The Black Conservatives Fund, as it turns out, was Ali Akbar. (He has
recently used the PAC’s Twitter account to amplify his other
endeavors). Although it’s been dormant since 2016, according to the
organization’s last FEC report, it’s still sitting on more than $200,000
in cash.
The Black Conservatives Fund appears to have largely been a proxy for
former Louisiana state Sen. Elbert Guillory, a Black Republican from
Opelousas. The PAC emerged during the 2014 Senate race between
three-term incumbent Democrat Mary Landrieu and Republican congressman
Bill Cassidy. At the time, Guillory was putting together what would be
an ultimately unsuccessful campaign for lieutenant governor.
The PAC first made waves after releasing secretly recorded audio of
Landrieu’s then-Chief of Staff, Don Cravins, Jr. (whose father, one of
Guillory’s political nemeses, was then serving as Mayor of Opelousas)
promising a gathering of Democrats that Landrieu would continue
supporting President Obama “97 percent of the time” if re-elected.
Cassidy’s entire campaign had been built on the message that Landrieu
was merely a rubber-stamp for the Democratic president, who was deeply
unpopular in Louisiana. The statistic, however, was grossly misleading.
Landrieu was known for her independent streak, and using the same
metric, Cassidy, as a member of the House, had also voted in support of bills that were later signed into law by President Obama 97 percent of the time.
To many, Cassidy’s message was nothing more than a dog whistle, and
Cravins’ comments, which were delivered in front of a majority Black
audience, were not a confession of anything duplicitous; rather, they
were a statement of support for the nation’s first Black president.

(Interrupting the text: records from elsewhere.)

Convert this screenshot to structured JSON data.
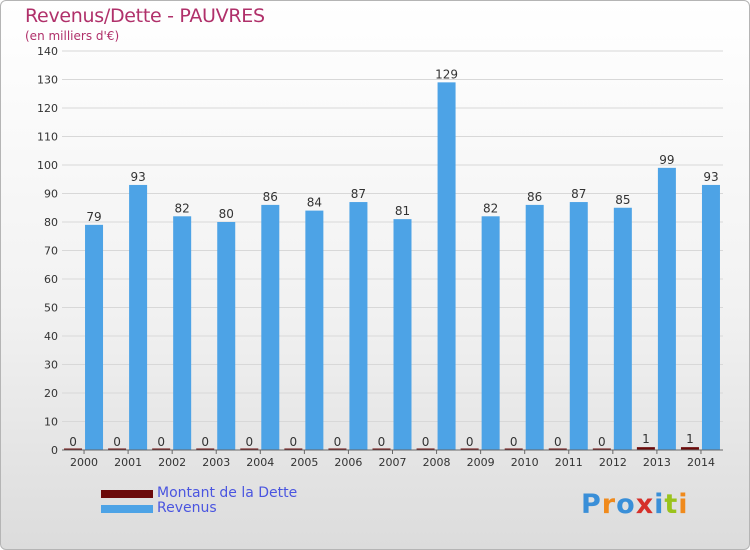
{
  "chart_data": {
    "type": "bar",
    "title": "Revenus/Dette - PAUVRES",
    "subtitle": "(en milliers d'€)",
    "xlabel": "",
    "ylabel": "",
    "ylim": [
      0,
      140
    ],
    "yticks": [
      0,
      10,
      20,
      30,
      40,
      50,
      60,
      70,
      80,
      90,
      100,
      110,
      120,
      130,
      140
    ],
    "grid": true,
    "categories": [
      "2000",
      "2001",
      "2002",
      "2003",
      "2004",
      "2005",
      "2006",
      "2007",
      "2008",
      "2009",
      "2010",
      "2011",
      "2012",
      "2013",
      "2014"
    ],
    "series": [
      {
        "name": "Montant de la Dette",
        "color": "#6b0a0a",
        "values": [
          0,
          0,
          0,
          0,
          0,
          0,
          0,
          0,
          0,
          0,
          0,
          0,
          0,
          1,
          1
        ]
      },
      {
        "name": "Revenus",
        "color": "#4da3e6",
        "values": [
          79,
          93,
          82,
          80,
          86,
          84,
          87,
          81,
          129,
          82,
          86,
          87,
          85,
          99,
          93
        ]
      }
    ],
    "legend_position": "bottom-left"
  },
  "branding": {
    "logo_text": "Proxiti",
    "logo_colors": [
      "#3a8fd8",
      "#f08a1c",
      "#3a8fd8",
      "#d6302a",
      "#3a8fd8",
      "#9ac31c",
      "#f08a1c"
    ]
  }
}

The
Black Conservatives Fund’s other major play in the 2014 campaign was an
expensive robocall targeting Black voters that selectively edited
comments Landrieu made to conservative talk radio host Jeff Crouere
about the Affordable Care Act in order to imply that she had voted against President Obama.

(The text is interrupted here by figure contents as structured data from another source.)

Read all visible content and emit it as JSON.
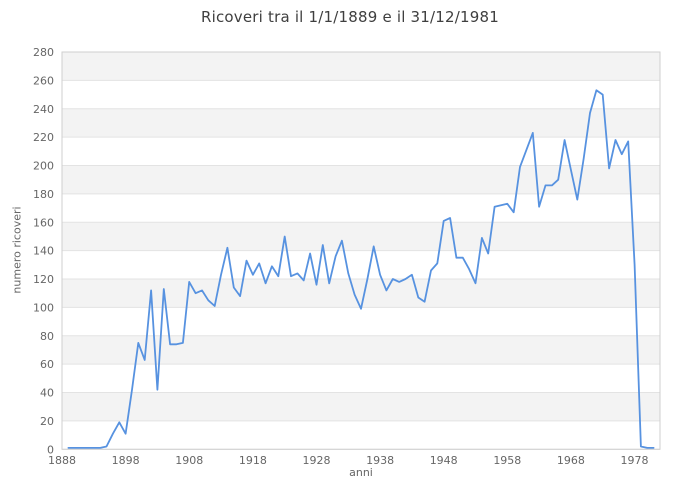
{
  "title": "Ricoveri tra il 1/1/1889 e il 31/12/1981",
  "chart_data": {
    "type": "line",
    "title": "Ricoveri tra il 1/1/1889 e il 31/12/1981",
    "xlabel": "anni",
    "ylabel": "numero ricoveri",
    "xlim": [
      1888,
      1982
    ],
    "ylim": [
      0,
      280
    ],
    "x_ticks": [
      1888,
      1898,
      1908,
      1918,
      1928,
      1938,
      1948,
      1958,
      1968,
      1978
    ],
    "y_ticks": [
      0,
      20,
      40,
      60,
      80,
      100,
      120,
      140,
      160,
      180,
      200,
      220,
      240,
      260,
      280
    ],
    "grid": true,
    "legend": "none",
    "line_color": "#5792e0",
    "band_color": "#f3f3f3",
    "grid_color": "#e3e3e3",
    "border_color": "#cfcfcf",
    "series": [
      {
        "name": "numero ricoveri",
        "x": [
          1889,
          1890,
          1891,
          1892,
          1893,
          1894,
          1895,
          1896,
          1897,
          1898,
          1899,
          1900,
          1901,
          1902,
          1903,
          1904,
          1905,
          1906,
          1907,
          1908,
          1909,
          1910,
          1911,
          1912,
          1913,
          1914,
          1915,
          1916,
          1917,
          1918,
          1919,
          1920,
          1921,
          1922,
          1923,
          1924,
          1925,
          1926,
          1927,
          1928,
          1929,
          1930,
          1931,
          1932,
          1933,
          1934,
          1935,
          1936,
          1937,
          1938,
          1939,
          1940,
          1941,
          1942,
          1943,
          1944,
          1945,
          1946,
          1947,
          1948,
          1949,
          1950,
          1951,
          1952,
          1953,
          1954,
          1955,
          1956,
          1957,
          1958,
          1959,
          1960,
          1961,
          1962,
          1963,
          1964,
          1965,
          1966,
          1967,
          1968,
          1969,
          1970,
          1971,
          1972,
          1973,
          1974,
          1975,
          1976,
          1977,
          1978,
          1979,
          1980,
          1981
        ],
        "values": [
          1,
          1,
          1,
          1,
          1,
          1,
          2,
          11,
          19,
          11,
          42,
          75,
          63,
          112,
          42,
          113,
          74,
          74,
          75,
          118,
          110,
          112,
          105,
          101,
          123,
          142,
          114,
          108,
          133,
          123,
          131,
          117,
          129,
          122,
          150,
          122,
          124,
          119,
          138,
          116,
          144,
          117,
          136,
          147,
          124,
          109,
          99,
          120,
          143,
          123,
          112,
          120,
          118,
          120,
          123,
          107,
          104,
          126,
          131,
          161,
          163,
          135,
          135,
          127,
          117,
          149,
          138,
          171,
          172,
          173,
          167,
          199,
          211,
          223,
          171,
          186,
          186,
          190,
          218,
          197,
          176,
          205,
          237,
          253,
          250,
          198,
          218,
          208,
          217,
          130,
          2,
          1,
          1
        ]
      }
    ]
  }
}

At the time, Alexander had still been living in Fort Worth, and when
the Dardenne campaign hired him as a Digital Director, he hadn’t yet
built an online persona. Even his role in the Black Conservatives Fund
had been obscured; he called himself a “senior advisor” and, for the
most part, preferred to stay behind-the-scenes. Privately, those
involved in Dardenne’s campaign have expressed regret over hiring
Alexander and claim to be appalled by the dirty tricks that have become a
hallmark of his brand.
When I asked him about his Stop the Steal campaign, Ali provided
what, to me, seemed like a perfectly reasonable argument in favor of
free, fair, and transparent elections; he also distanced himself from
the theories espoused by Whitney. “(The) only uniting message for
StopTheSteal is that the election should be predictable and the counting
should be transparent,” he wrote. “It’s not. And we feel like things
are being hidden so open it up or we’ll assume the worst.” But the
measured words and tone he expressed to me privately are belied by his
online antics, and it’s impossible not to be alarmed and deeply
concerned by the very real chance that Ali endangers himself and others
with his reckless hyperbole. (He’s taken to wearing a bulletproof vest
when he appears in public).
But more than anything else, Ali’s decision to begin planning the
infrastructure for Stop the Steal long before the first ballot had ever
been cast suggests that these protests were going to happen regardless
of how the election actually shaped up.
Like Sammy Davis, Jr., Ali Alexander is one helluva performer, and the show must go on.